Composite Indexes in Drizzle ORM

Convert SQL CREATE INDEX statements with multiple columns to Drizzle ORM index() constraints in the table definition's third argument.

Best Practices

Detailed Explanation

Composite Indexes in Drizzle

Composite indexes span multiple columns and are essential for query performance. The converter maps SQL CREATE INDEX statements to Drizzle's index() function in the table's constraints callback.

Basic Composite Index

SQL:

CREATE TABLE orders (
  id SERIAL PRIMARY KEY,
  customer_id INTEGER NOT NULL,
  status VARCHAR(20) NOT NULL,
  created_at TIMESTAMP DEFAULT CURRENT_TIMESTAMP
);

CREATE INDEX idx_orders_customer_status ON orders(customer_id, status);

Drizzle:

import { index, integer, pgTable, serial, timestamp, varchar } from "drizzle-orm/pg-core";
import { sql } from "drizzle-orm";

export const orders = pgTable("orders", {
  id: serial("id").primaryKey(),
  customerId: integer("customer_id").notNull(),
  status: varchar("status", { length: 20 }).notNull(),
  createdAt: timestamp("created_at").default(sql`CURRENT_TIMESTAMP`),
}, (table) => [
  index("idx_orders_customer_status").on(table.customerId, table.status),
]);

Multiple Indexes on One Table

A table can have multiple indexes. They all go in the same constraints callback:

CREATE INDEX idx_orders_customer ON orders(customer_id);
CREATE INDEX idx_orders_status ON orders(status);
CREATE INDEX idx_orders_created ON orders(created_at);
export const orders = pgTable("orders", {
  // ... columns
}, (table) => [
  index("idx_orders_customer").on(table.customerId),
  index("idx_orders_status").on(table.status),
  index("idx_orders_created").on(table.createdAt),
]);

Mixing Constraints

The constraints callback can contain different constraint types together:

export const teamMembers = pgTable("team_members", {
  teamId: integer("team_id").notNull(),
  userId: integer("user_id").notNull(),
  role: varchar("role", { length: 50 }),
  joinedAt: timestamp("joined_at"),
}, (table) => [
  primaryKey({ columns: [table.teamId, table.userId] }),
  unique().on(table.teamId, table.role),
  index("idx_team_joined").on(table.teamId, table.joinedAt),
]);

Index Naming Conventions

Good index naming helps with database maintenance. Common conventions:

  • idx_{table}_{columns} — e.g., idx_orders_customer_status
  • {table}_{columns}_idx — e.g., orders_customer_status_idx

The converter preserves the original index name from the SQL when available.

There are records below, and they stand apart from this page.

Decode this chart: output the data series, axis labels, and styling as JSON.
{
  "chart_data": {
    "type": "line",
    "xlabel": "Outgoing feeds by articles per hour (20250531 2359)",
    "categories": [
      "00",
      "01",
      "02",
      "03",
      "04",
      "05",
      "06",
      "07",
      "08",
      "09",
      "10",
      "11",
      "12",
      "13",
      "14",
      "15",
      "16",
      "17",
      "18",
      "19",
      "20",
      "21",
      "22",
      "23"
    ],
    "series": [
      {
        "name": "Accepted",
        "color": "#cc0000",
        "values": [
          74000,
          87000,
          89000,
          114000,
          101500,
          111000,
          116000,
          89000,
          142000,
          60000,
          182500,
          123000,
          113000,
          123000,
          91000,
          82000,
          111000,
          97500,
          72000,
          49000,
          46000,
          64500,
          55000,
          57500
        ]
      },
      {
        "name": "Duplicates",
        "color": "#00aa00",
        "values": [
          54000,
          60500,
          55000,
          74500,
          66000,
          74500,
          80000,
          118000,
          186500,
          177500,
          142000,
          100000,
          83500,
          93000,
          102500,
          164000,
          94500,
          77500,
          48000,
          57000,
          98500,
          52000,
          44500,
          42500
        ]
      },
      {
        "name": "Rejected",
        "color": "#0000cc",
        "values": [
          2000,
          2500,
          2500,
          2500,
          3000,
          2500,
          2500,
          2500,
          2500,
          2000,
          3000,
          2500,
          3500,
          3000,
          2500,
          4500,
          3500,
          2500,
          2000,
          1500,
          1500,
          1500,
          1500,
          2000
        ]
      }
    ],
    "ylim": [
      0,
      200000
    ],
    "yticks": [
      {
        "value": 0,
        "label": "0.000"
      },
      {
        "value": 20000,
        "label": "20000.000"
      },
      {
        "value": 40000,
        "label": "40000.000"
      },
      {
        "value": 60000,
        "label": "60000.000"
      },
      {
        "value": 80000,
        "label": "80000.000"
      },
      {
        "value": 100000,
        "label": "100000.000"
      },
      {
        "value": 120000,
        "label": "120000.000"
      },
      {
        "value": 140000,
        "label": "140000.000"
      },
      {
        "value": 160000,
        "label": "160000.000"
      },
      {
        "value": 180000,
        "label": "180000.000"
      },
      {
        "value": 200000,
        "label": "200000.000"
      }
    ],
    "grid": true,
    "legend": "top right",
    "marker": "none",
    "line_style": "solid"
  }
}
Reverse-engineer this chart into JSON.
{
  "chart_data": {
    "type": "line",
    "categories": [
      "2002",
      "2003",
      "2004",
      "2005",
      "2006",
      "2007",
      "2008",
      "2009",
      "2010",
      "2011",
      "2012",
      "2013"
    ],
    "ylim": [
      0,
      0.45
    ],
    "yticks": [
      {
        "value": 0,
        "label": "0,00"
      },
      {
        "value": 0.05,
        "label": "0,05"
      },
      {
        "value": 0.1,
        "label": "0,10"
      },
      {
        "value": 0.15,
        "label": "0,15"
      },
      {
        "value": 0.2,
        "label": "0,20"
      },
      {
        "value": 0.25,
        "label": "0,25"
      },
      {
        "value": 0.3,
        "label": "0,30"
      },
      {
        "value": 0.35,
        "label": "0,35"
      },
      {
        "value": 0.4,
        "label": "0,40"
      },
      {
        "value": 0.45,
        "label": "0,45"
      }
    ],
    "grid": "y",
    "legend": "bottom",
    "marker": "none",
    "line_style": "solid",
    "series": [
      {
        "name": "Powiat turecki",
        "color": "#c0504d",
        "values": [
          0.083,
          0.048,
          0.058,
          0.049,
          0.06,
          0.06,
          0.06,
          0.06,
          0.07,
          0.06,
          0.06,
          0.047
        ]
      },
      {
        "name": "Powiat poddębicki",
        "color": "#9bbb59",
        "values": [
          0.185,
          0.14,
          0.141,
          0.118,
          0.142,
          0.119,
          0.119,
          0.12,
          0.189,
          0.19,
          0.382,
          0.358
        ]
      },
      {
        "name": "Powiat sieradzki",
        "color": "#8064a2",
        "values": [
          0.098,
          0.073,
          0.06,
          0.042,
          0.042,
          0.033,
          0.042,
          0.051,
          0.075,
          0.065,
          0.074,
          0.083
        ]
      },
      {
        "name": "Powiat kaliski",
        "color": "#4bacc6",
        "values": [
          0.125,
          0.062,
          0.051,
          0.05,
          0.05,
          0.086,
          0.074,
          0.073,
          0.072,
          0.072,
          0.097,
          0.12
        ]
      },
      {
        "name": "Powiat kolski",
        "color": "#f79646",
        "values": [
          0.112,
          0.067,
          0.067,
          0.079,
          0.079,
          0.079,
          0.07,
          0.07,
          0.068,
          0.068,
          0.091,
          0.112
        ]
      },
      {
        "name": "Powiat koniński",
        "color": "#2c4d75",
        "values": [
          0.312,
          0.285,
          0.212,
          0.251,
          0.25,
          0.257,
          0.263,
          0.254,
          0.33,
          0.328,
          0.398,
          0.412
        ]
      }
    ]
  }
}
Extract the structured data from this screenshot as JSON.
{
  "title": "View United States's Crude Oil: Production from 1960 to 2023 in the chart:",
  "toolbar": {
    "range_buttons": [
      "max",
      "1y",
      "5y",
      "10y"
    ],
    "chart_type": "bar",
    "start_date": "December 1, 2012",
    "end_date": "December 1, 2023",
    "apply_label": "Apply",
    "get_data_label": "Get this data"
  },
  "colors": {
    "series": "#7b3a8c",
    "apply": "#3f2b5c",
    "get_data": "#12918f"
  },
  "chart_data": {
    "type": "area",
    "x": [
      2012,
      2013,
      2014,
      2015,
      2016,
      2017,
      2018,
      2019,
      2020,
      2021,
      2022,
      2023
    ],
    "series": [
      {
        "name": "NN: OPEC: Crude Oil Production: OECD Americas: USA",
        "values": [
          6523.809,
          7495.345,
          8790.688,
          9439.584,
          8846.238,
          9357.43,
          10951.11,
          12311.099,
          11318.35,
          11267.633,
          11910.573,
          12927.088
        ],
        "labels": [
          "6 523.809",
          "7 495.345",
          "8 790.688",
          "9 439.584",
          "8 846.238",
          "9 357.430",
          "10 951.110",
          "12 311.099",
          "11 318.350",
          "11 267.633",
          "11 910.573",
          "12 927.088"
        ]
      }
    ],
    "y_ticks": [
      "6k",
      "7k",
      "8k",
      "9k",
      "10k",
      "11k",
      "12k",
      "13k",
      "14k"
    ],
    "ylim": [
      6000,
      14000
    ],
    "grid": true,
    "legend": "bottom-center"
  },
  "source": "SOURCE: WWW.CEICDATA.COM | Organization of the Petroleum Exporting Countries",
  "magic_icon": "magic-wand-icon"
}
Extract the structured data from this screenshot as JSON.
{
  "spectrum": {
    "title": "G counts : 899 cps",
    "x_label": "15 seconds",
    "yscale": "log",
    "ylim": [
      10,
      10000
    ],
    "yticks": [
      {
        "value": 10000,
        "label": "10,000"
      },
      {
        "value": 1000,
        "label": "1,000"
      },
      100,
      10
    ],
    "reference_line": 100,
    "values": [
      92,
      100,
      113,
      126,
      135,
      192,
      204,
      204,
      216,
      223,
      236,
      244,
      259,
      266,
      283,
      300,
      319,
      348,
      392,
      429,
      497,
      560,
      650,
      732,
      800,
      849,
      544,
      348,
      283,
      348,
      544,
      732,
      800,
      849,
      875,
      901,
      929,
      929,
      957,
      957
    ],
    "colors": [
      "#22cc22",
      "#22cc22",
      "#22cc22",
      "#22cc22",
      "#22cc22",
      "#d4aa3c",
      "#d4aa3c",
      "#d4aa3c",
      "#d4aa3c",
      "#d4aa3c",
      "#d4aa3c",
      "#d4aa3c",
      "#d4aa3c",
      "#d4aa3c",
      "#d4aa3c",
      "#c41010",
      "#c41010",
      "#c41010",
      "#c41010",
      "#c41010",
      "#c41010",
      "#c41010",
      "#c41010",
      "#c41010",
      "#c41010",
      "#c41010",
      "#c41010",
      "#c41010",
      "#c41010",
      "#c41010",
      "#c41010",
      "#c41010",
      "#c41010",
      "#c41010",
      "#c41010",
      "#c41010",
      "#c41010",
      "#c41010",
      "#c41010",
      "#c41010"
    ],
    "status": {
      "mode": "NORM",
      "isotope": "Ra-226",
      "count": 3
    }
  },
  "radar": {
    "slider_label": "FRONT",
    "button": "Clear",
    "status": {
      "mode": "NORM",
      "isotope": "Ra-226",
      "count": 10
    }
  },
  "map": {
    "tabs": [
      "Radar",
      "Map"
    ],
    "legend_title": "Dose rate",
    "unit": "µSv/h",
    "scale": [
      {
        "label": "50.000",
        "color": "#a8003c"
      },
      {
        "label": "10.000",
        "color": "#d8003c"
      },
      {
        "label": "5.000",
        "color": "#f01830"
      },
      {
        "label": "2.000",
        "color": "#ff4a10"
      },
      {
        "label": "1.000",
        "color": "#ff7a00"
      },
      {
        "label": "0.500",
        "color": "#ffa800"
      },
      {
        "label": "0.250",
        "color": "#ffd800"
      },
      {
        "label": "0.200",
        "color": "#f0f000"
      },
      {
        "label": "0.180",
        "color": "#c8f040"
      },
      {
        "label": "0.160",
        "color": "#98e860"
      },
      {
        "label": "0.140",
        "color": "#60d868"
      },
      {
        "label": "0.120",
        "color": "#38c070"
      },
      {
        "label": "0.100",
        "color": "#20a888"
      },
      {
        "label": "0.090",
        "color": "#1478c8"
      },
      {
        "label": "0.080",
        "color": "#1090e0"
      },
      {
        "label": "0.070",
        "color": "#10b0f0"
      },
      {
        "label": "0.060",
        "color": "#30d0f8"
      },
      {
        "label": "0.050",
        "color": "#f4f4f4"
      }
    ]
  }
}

Partial and Expression Indexes

PostgreSQL supports partial indexes (WHERE clause) and expression indexes. These are not directly supported by Drizzle's schema DSL and require raw SQL migrations. The converter handles standard index definitions only.

Use Case

Your database has composite indexes for optimizing multi-column queries, and you want to ensure they are included in the Drizzle ORM schema rather than being lost during the conversion.